Partager, s’entraider, avancer ensemble. Ce n’est pas forcément la première pensée qui nous traverse l’esprit lorsqu’on se lance à son compte, qu’on devient indépendante. «Au début, j’ai préféré faire les choses seule, à ma manière, avance Anne-Laure, conseillère en image. Naïvement, j’avais peur qu’on me pique mes idées, mon business plan, mes futurs clients. Et j’avais l’impression que la concurrence était féroce. Mais je suis très vite revenue sur mes a priori. Quelques mois plus tard, je prenais contact avec d’autres connaissances indépendantes pour leur demander des conseils, pour échanger avec elles.»

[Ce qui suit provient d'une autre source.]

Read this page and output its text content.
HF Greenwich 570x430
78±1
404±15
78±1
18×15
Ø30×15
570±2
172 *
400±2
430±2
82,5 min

Beaucoup de besoins, peu de moyens

Le constat s’impose rapidement et toutes les entrepreneures interrogées arrivent à cette même conclusion: lorsque l’on démarre cette aventure particulière, on se sent très seule. Une multitude de questions, toutes plus variées les unes que les autres, nous assaillent. Et sans connaissances poussées dans de nombreux domaines (comptabilité, assurance, informatique, marketing…), il est difficile de s’en sortir sans aide extérieure. C’est ce qui a poussé Emilie Hawlena a fondé le réseau Genuine Women, en 2017. «Je suis fascinée par les gens passionnés, explique-t-elle. J’ai toujours eu la fibre entrepreneuriale, j’avais envie de devenir business coach, d’aider toutes celles qui osaient franchir le pas. Cependant, je n’ai pas trouvé d’organisme existant qui résonnait avec mes valeurs. Certains favorisaient l’innovation, d’autres la technologie. Mais vers qui pouvait se tourner la coiffeuse qui souhaitait ouvrir son salon, la créatrice d’événement ou l’artisane pour trouver du soutien?»

Le réseau compte actuellement 850 membres réparties dans neuf villes de Suisse romande. Rencontres, conférences, lunches et séances de brainstorming sont organisés chaque semaine pour permettre ainsi à chacune de créer de nouveaux liens. Sarah Faillétaz, graphiste à Yverdon, a rapidement franchi le pas. «Je suis indépendante à 100% depuis le mois de juin 2020, confie-t-elle. Et même si je suis entourée par des proches qui me soutiennent, il est parfois difficile pour eux de se mettre à ma place. Certains n’ont pas compris mon choix de quitter un poste salarié.»

Via le réseau, l’entraide intervient aussi au niveau psychologique. C’est important pour moi de pouvoir échanger avec des gens qui vivent les mêmes choses, qui traversent les mêmes étapes.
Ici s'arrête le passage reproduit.